Vecchia storia quella dei prelievi sulle pensioni. Quando spuntano, i governi di turno li spacciano per misure di giustizia sociale. A volte una punizione per chi guadagna troppo, altre come mezzo per riportare un'equa redistribuzione delle risorse tra le generazioni. Ma alla fine si rivelano sempre per quello che sono. Un modo per fare cassa. Tappabuchi di bilancio oppure, peggio, un bancomat a disposizione dei governi a caccia di coperture.

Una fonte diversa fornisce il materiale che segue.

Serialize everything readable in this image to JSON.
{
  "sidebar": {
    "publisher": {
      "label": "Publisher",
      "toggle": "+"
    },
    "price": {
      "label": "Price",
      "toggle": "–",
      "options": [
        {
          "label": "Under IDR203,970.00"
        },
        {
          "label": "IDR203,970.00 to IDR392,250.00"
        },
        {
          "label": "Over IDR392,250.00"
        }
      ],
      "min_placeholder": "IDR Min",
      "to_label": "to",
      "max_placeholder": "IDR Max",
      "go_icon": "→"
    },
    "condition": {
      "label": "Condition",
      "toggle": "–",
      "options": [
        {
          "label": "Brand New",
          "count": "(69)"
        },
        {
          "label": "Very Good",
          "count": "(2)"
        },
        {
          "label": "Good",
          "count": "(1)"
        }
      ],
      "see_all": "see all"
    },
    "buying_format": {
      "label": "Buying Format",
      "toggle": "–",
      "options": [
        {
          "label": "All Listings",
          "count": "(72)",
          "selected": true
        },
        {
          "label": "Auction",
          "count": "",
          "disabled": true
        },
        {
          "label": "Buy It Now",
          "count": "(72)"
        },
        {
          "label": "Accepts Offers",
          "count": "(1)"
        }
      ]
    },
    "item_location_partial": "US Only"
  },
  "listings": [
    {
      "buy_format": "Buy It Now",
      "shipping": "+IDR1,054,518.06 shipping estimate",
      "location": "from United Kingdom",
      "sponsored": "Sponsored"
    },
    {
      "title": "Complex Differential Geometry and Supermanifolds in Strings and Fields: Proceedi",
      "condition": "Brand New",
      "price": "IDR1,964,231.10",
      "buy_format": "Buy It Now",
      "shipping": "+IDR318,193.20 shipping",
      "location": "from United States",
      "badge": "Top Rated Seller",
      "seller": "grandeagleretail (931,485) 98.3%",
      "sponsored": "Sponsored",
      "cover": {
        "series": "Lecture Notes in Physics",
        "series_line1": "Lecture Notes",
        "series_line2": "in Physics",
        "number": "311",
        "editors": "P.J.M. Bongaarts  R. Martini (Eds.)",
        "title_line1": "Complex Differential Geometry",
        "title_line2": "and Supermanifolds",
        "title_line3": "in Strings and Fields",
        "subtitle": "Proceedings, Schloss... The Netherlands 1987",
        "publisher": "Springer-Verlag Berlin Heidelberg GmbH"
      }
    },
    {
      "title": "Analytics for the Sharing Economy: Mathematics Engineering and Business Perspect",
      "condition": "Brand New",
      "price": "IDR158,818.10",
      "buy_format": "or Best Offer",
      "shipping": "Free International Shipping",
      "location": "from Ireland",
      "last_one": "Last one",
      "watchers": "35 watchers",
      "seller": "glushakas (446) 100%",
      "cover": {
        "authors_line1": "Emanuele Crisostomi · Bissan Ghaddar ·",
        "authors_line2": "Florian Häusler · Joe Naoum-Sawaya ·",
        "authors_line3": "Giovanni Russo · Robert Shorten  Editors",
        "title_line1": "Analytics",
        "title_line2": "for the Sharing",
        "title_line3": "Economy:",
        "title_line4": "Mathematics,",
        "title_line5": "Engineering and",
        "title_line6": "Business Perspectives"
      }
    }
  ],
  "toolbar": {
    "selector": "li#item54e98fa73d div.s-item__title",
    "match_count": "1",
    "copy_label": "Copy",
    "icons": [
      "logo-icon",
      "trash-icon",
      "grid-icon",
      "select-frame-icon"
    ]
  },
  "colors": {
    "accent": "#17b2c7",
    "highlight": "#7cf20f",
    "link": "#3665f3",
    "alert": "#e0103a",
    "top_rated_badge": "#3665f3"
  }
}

Mai successo che i pensionati futuri abbiano beneficiato di una stretta su chi ha già la fortuna di incassare un assegno. Da questo punto di vista fa scuola la legge Fornero. Nel 2011, mentre il governo Monti bloccava il recupero dell'inflazione e il ministro del Lavoro varava il «contributivo pro quota» (quindi si danneggiavano pensionati e anziani), i requisiti per il ritiro dei giovani lavoratori diventavano proibitivi, facendo - di fatto - un balzo in avanti di dieci anni. Dai vecchi 58 anni, a 66 e oltre. Nessuno ci ha guadagnato, se non lo Stato.

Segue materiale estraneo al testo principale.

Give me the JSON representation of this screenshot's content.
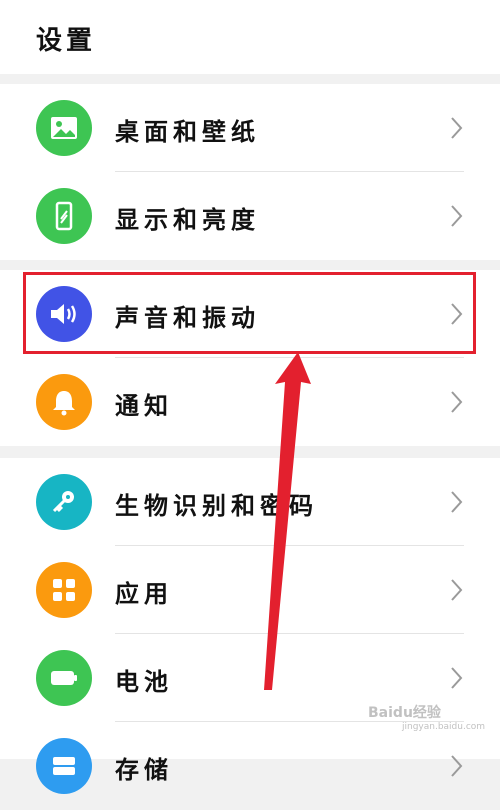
{
  "header": {
    "title": "设置"
  },
  "groups": [
    {
      "items": [
        {
          "label": "桌面和壁纸",
          "icon": "image-icon",
          "color": "#3ec553"
        },
        {
          "label": "显示和亮度",
          "icon": "phone-brightness-icon",
          "color": "#3ec553"
        }
      ]
    },
    {
      "items": [
        {
          "label": "声音和振动",
          "icon": "volume-icon",
          "color": "#4153e6"
        },
        {
          "label": "通知",
          "icon": "bell-icon",
          "color": "#fb9a0e"
        }
      ]
    },
    {
      "items": [
        {
          "label": "生物识别和密码",
          "icon": "key-icon",
          "color": "#17b5c4"
        },
        {
          "label": "应用",
          "icon": "apps-grid-icon",
          "color": "#fb9a0e"
        },
        {
          "label": "电池",
          "icon": "battery-icon",
          "color": "#3ec553"
        },
        {
          "label": "存储",
          "icon": "storage-icon",
          "color": "#2e9cf0"
        }
      ]
    }
  ],
  "annotation": {
    "highlight_color": "#e3202e"
  },
  "watermark": {
    "text": "Baidu经验",
    "sub": "jingyan.baidu.com"
  }
}
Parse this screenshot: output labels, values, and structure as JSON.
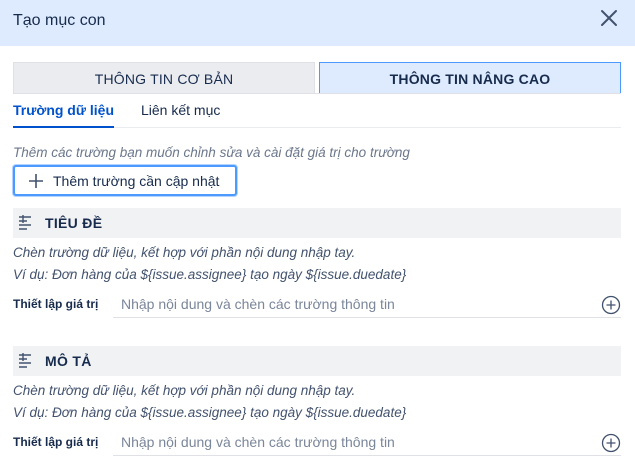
{
  "dialog": {
    "title": "Tạo mục con",
    "close_icon": "close-icon"
  },
  "tabs": [
    {
      "label": "THÔNG TIN CƠ BẢN",
      "active": false
    },
    {
      "label": "THÔNG TIN NÂNG CAO",
      "active": true
    }
  ],
  "subtabs": [
    {
      "label": "Trường dữ liệu",
      "active": true
    },
    {
      "label": "Liên kết mục",
      "active": false
    }
  ],
  "hint": "Thêm các trường bạn muốn chỉnh sửa và cài đặt giá trị cho trường",
  "add_button": {
    "label": "Thêm trường cần cập nhật",
    "icon": "plus-icon"
  },
  "sections": [
    {
      "name": "TIÊU ĐỀ",
      "icon": "text-lines-icon",
      "desc1": "Chèn trường dữ liệu, kết hợp với phần nội dung nhập tay.",
      "desc2": "Ví dụ: Đơn hàng của ${issue.assignee} tạo ngày ${issue.duedate}",
      "field_label": "Thiết lập giá trị",
      "placeholder": "Nhập nội dung và chèn các trường thông tin",
      "add_icon": "plus-circle-icon"
    },
    {
      "name": "MÔ TẢ",
      "icon": "text-lines-icon",
      "desc1": "Chèn trường dữ liệu, kết hợp với phần nội dung nhập tay.",
      "desc2": "Ví dụ: Đơn hàng của ${issue.assignee} tạo ngày ${issue.duedate}",
      "field_label": "Thiết lập giá trị",
      "placeholder": "Nhập nội dung và chèn các trường thông tin",
      "add_icon": "plus-circle-icon"
    }
  ],
  "colors": {
    "header_bg": "#deebff",
    "accent": "#0052cc",
    "focus_border": "#4c9aff"
  }
}
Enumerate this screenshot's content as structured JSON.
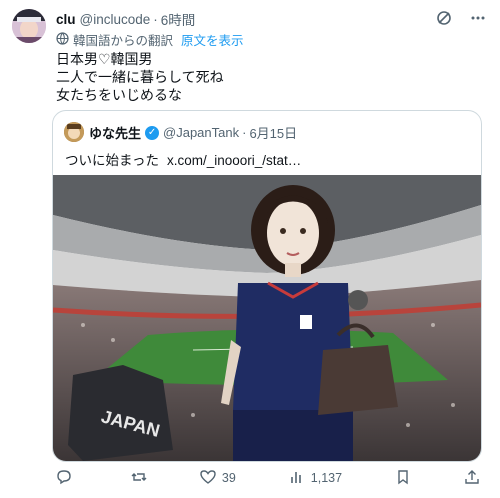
{
  "tweet": {
    "author_name": "clu",
    "author_handle": "@inclucode",
    "separator": "·",
    "time": "6時間",
    "translated_from": "韓国語からの翻訳",
    "show_original": "原文を表示",
    "lines": [
      "日本男♡韓国男",
      "二人で一緒に暮らして死ね",
      "女たちをいじめるな"
    ]
  },
  "quote": {
    "author_name": "ゆな先生",
    "author_handle": "@JapanTank",
    "separator": "·",
    "date": "6月15日",
    "text": "ついに始まった",
    "link": "x.com/_inooori_/stat…",
    "jersey_text": "JAPAN"
  },
  "actions": {
    "replies": "",
    "likes": "39",
    "views": "1,137"
  },
  "colors": {
    "accent": "#1d9bf0",
    "muted": "#536471",
    "border": "#cfd9de"
  },
  "icons": [
    "grok-icon",
    "more-icon",
    "translate-icon",
    "verified-icon",
    "reply-icon",
    "retweet-icon",
    "like-icon",
    "views-icon",
    "bookmark-icon",
    "share-icon"
  ]
}
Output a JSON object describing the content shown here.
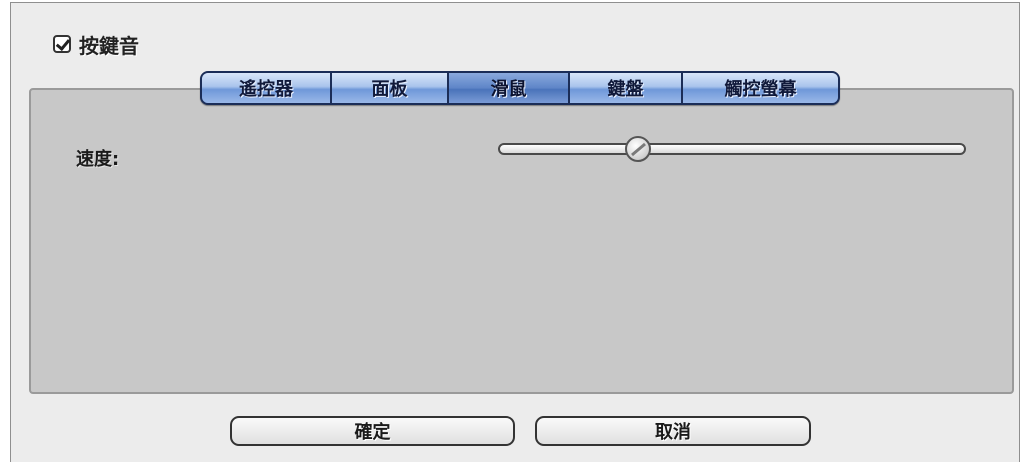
{
  "beep": {
    "label": "按鍵音",
    "checked": true
  },
  "tabs": [
    {
      "label": "遙控器"
    },
    {
      "label": "面板"
    },
    {
      "label": "滑鼠",
      "active": true
    },
    {
      "label": "鍵盤"
    },
    {
      "label": "觸控螢幕"
    }
  ],
  "speed": {
    "label": "速度:",
    "value": 0.3
  },
  "buttons": {
    "ok": "確定",
    "cancel": "取消"
  }
}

Difficile non inserire le proposte di Tito Boeri, presidente dell'Inps, dentro questa tradizione. Negli ultimi giorni è tornato sul contributo di solidarietà del 50% sui vitalizi sopra gli 80mila euro. Politici, principalmente. Ma le altre ipotesi ispirate dall'economista ruotano attorno a un ricalcolo contributivo a volte totale, a volte solo per la parte dell'assegno che supera una cifra che potrebbe essere 3.000 euro lordi. Il costo per i pensionati è certo. Per Boeri è una percentuale limitata, per i sindacati, invece, di un salasso come minimo del 30%.
Ma non sono i progetti di riforma radicale a minacciare l'assegno dei pensionati. La storia è costellata di prelievi meno visibili. Quasi sempre concentrati sui redditi più alti, cioè su circa 1,9 milioni di pensioni sopra i duemila euro netti al mese.
Un classico è la limatura sulle «pensioni d'oro». Contributo di solidarietà, si chiama. Dal 2010 a oggi ce ne sono stati tre. Sempre concentrati sulle rendite più alte. Ma non sono nemmeno questi a penalizzare i pensionati. C'è un prelievo un po' più subdolo perché automatico. È il recupero dell'inflazione. Legato a coefficienti e soglie che sono state cambiati un continuazione negli ultimi anni, penalizzando tutti i pensionati sopra i 1.500 euro.
«Non fa eccezione l'ultimo governo», spiega Stefano Biasoli, segretario generale di Confedir, sigla dei dirigenti pubblici. Matteo Renzi ha risposto alla sentenza della Corte costituzionale che ha bocciato il blocco della rivalutazione delle pensioni del governo Monti, «restituendo solo il 20% del dovuto». Poi, con l'ultima legge di Stabilità, ha limitato la perequazione «continuando nella tradizione che vuole penalizzare i pensionati che hanno pagato i contributi». Per il segretario della Federspev Michele Poerio negli ultimi quattro anni 5,5 milioni di pensionati hanno perso tra il 20 e il 25% della pensione. Il risultato di uno stillicidio di prelievi, più o meno mascherati, iniziati 24 anni fa.
La Cgil ha calcolato che solo negli ultimi 4 anni la perdita per i pensionati è stata in media di 1.779 euro pro capite. Un «furto» da nove miliardi, secondo lo Spi Cgil, che però come soluzione propone di colpire le pensioni più alte, cioè oltre i 2,500 lordi. Circa 1.500 netti.
«Già dato» rispondono i pensionati più «ricchi». È proprio su questi che si sono concentrati gli interventi per fare cassa. La storia dei blocchi della perequazione, totale o parziale, inizia nel 1992. Con un freno al recupero dell'inflazione, che ai tempi era generosissimo.
Nel '98 un blocco per gli importi oltre 5 volte il minimo, l'anno dopo e fino al 2000 altri freni e penalizzazioni per gli assegni oltre tre volte il minimo. Quindi 1.500 euro lordi di oggi. Bloccati per un biennio da Monti.Con la ultima legge di Stabilità il nuovo taglio oltre i 2.000 euro. Ancora una volta, solo per fare cassa.